There’s another aspect of transmission and disease: the host immune response. Viral attack and the immune system’s defense are two opposing forces, constantly at odds. Genetics may influence susceptibility to severe infection. Viruses often gain access to host cells via surface proteins, which vary in presence and nature from person to person.
HIV Infection and AIDS progression can throw some light into it. Once a person if infected with HIV, the virus count in the blood would rise to a tipping point, known as peak viremia and patients with the highest peak viremia typically started feeling sick sooner and developed fast progressing AIDS. More than peak viremia, what presented a better picture was set point—the level at which someone’s virus count settled after initial peak countering infection. This was a balance between the virus and host where they entered into a symbiotic relationship. People with a high set point tended to progress more rapidly to aids and people with a low set point frequently proved to be “slow progressors.” The viral load—a continuum, not a binary value—helped predict the nature, course, and transmissibility of the disease.

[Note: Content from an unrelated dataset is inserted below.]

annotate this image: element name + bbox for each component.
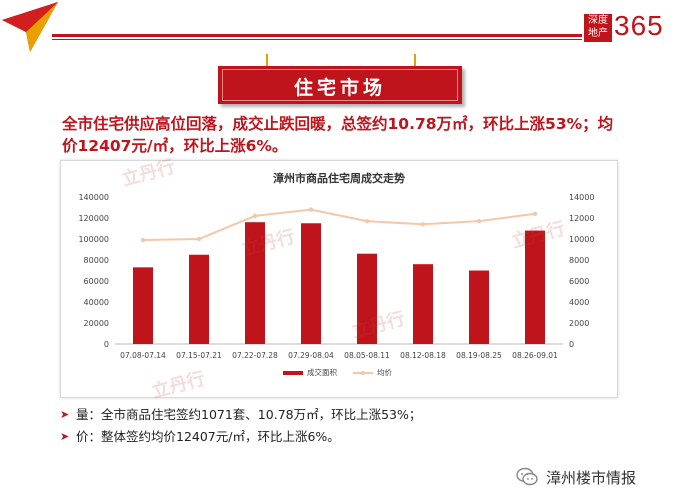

We have still not been able to differentiate the responsiveness based on route of infection. It’s possible that virus inhaled in the form of aerosols triggers different immune defences than does virus acquired by touching contaminated surfaces and then touching one’s face. The nose and the lung differ in local defences, so the route of infection could significantly affect the outcome.

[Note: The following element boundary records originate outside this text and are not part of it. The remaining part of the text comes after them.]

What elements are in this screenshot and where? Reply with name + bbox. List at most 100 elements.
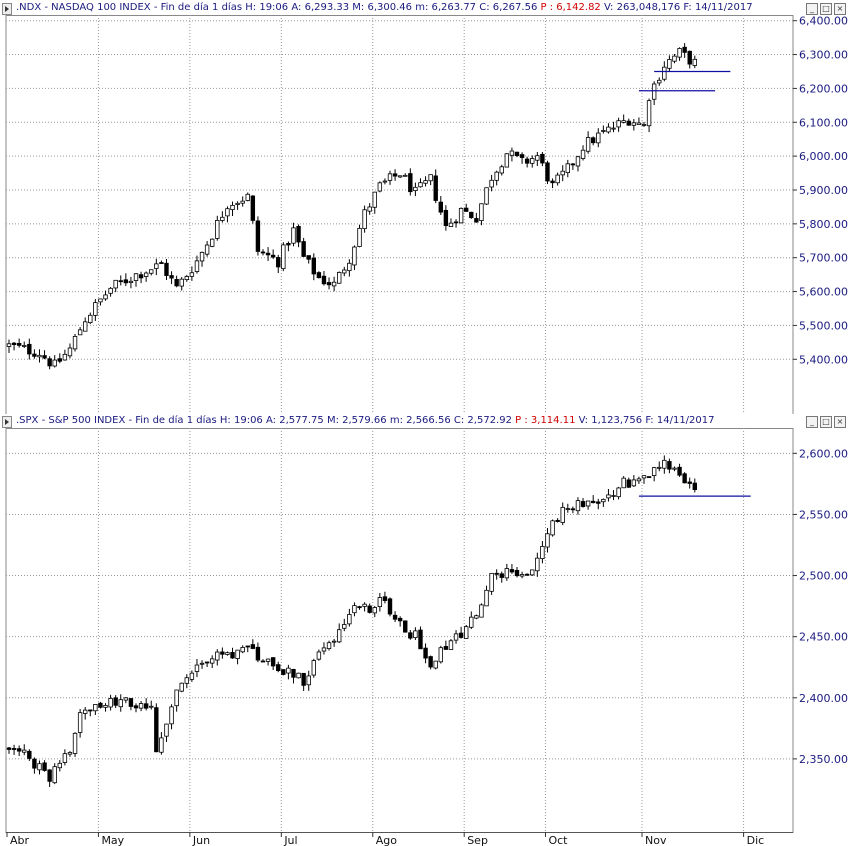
candle-body xyxy=(42,762,47,771)
candle-body xyxy=(382,596,388,601)
candle-body xyxy=(565,163,570,173)
candle-body xyxy=(6,747,12,750)
ndx-open: 6,293.33 xyxy=(304,2,350,13)
candle-body xyxy=(362,603,367,607)
candle-body xyxy=(47,358,52,367)
candle-body xyxy=(433,660,438,669)
candle-body xyxy=(601,498,606,503)
candle-body xyxy=(108,287,113,294)
candle-body xyxy=(474,615,479,619)
candle-body xyxy=(636,122,642,125)
candle-body xyxy=(657,466,662,469)
candle-body xyxy=(342,624,347,629)
candle-body xyxy=(276,664,281,672)
ndx-volume: 263,048,176 xyxy=(616,2,681,13)
candle-body xyxy=(448,640,454,650)
candle-body xyxy=(215,220,220,239)
candle-body xyxy=(270,254,276,258)
spx-date: 14/11/2017 xyxy=(656,415,715,426)
candle-body xyxy=(662,459,667,469)
candle-body xyxy=(631,122,637,126)
candle-body xyxy=(585,137,591,152)
candle-body xyxy=(6,343,12,347)
candle-body xyxy=(616,487,621,498)
y-tick-label: 2,600.00 xyxy=(799,447,848,460)
candle-body xyxy=(199,251,205,262)
candle-body xyxy=(204,661,210,664)
candle-body xyxy=(62,353,68,361)
y-tick-label: 5,700.00 xyxy=(799,252,848,265)
candle-body xyxy=(291,227,296,244)
candle-body xyxy=(641,124,647,126)
x-axis: Abr May Jun Jul Ago Sep Oct Nov Dic xyxy=(6,832,793,846)
candle-body xyxy=(606,126,611,133)
close-icon[interactable]: × xyxy=(834,416,846,428)
candle-body xyxy=(27,343,32,355)
candle-body xyxy=(255,220,261,252)
candle-body xyxy=(489,572,494,592)
candle-body xyxy=(367,206,372,212)
candle-body xyxy=(326,642,332,650)
candle-body xyxy=(103,294,108,300)
candle-body xyxy=(524,573,530,576)
candle-body xyxy=(677,48,682,58)
candle-body xyxy=(149,269,154,274)
x-tick-label: Abr xyxy=(10,834,30,846)
expand-arrow-icon[interactable] xyxy=(2,416,12,428)
spx-chart[interactable]: 2,600.00 2,550.00 2,500.00 2,450.00 2,400.00… xyxy=(0,428,850,833)
candle-body xyxy=(67,752,73,755)
candle-body xyxy=(662,66,667,80)
candle-body xyxy=(138,703,144,709)
y-tick-label: 2,500.00 xyxy=(799,570,848,583)
candle-body xyxy=(245,193,250,201)
candle-body xyxy=(469,616,474,628)
candle-body xyxy=(438,201,443,213)
candle-body xyxy=(316,272,322,279)
candle-body xyxy=(194,260,200,272)
candle-body xyxy=(27,750,32,759)
y-tick-label: 5,500.00 xyxy=(799,319,848,332)
candle-body xyxy=(392,614,398,620)
candle-body xyxy=(667,59,672,69)
spx-header: .SPX - S&P 500 INDEX - Fin de día 1 días… xyxy=(0,414,850,428)
candle-body xyxy=(585,500,591,507)
candle-body xyxy=(260,660,266,663)
minimize-icon[interactable]: _ xyxy=(806,416,818,428)
maximize-icon[interactable]: □ xyxy=(820,3,832,15)
y-tick-label: 6,100.00 xyxy=(799,116,848,129)
candle-body xyxy=(555,174,560,184)
candle-body xyxy=(514,569,520,577)
candle-body xyxy=(570,163,576,166)
maximize-icon[interactable]: □ xyxy=(820,416,832,428)
candle-body xyxy=(103,705,108,708)
candle-body xyxy=(11,748,17,750)
candle-body xyxy=(458,207,464,224)
candle-body xyxy=(560,506,565,523)
candle-body xyxy=(469,211,474,219)
candle-body xyxy=(682,473,687,484)
expand-arrow-icon[interactable] xyxy=(2,3,12,15)
candle-body xyxy=(377,182,383,192)
close-icon[interactable]: × xyxy=(834,3,846,15)
spx-symbol: .SPX - S&P 500 INDEX - Fin de día 1 días xyxy=(16,415,217,426)
candle-body xyxy=(88,709,93,712)
candle-body xyxy=(575,156,581,167)
candle-body xyxy=(169,706,174,725)
minimize-icon[interactable]: _ xyxy=(806,3,818,15)
candle-body xyxy=(37,763,42,771)
candle-body xyxy=(93,704,98,712)
candle-body xyxy=(98,702,103,708)
candle-body xyxy=(458,632,464,638)
ndx-chart[interactable]: 6,400.00 6,300.00 6,200.00 6,100.00 6,000.00… xyxy=(0,15,850,415)
ndx-hour: 19:06 xyxy=(259,2,289,13)
candle-body xyxy=(484,589,489,607)
candle-body xyxy=(606,494,611,499)
candle-body xyxy=(113,697,118,706)
candle-body xyxy=(545,162,550,182)
candle-body xyxy=(174,279,179,287)
candle-body xyxy=(184,677,189,684)
candle-body xyxy=(626,479,631,488)
candle-body xyxy=(575,500,581,512)
candle-body xyxy=(250,644,256,649)
candle-body xyxy=(519,154,525,158)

While studying viral load it may be important to also take into consideration the virulence of virus itself. Viruses differ in virulence — their capacity to damage host tissues or immunity — even when they are all the same species. A virus that is virulent in one setting may be innocuous in another, and a host may be susceptible or resistant depending upon age, route of infection, or properties of the virus. The varieties of a virus such as coronavirus differ depending on small genetic characteristics and how these affect the interaction with human hosts. As the coronavirus spreads from person to person, it may undergo unique changes in its genetic structure that enhance or attenuate its capacity to do harm. Strains that are more virulent could lead to more severe disease.
Quantifying viral loads may not only drastically change the treatment pattern but also will give us a fair idea of the prognosis. The quantitative approach of measuring viral load and corelating it to susceptibility can be applied to clinical drug trials as well as vaccine development. Clinical drug trials are typically more informative when run on subjects who are infected but are yet not critical; any therapy trial at the stage of ventilator in COVID-19 might be too little, too late. If the disease course in such patients is followed using viral-load metrics, rather than by tracking symptoms alone, the effect of a drug in different trials can be compared more easily and accurately.
A pandemic often comes with panic. Tracking an individual rather than containing the spread in a community would seem to be too indulgent and waste of resources. It is a prevention to control the bigger damage. This crisis requires that we measure and assess both the amount of risk as well as in intensity of risk hand in hand with the cure and control. That is the way to save lives from a disease as infectious as this.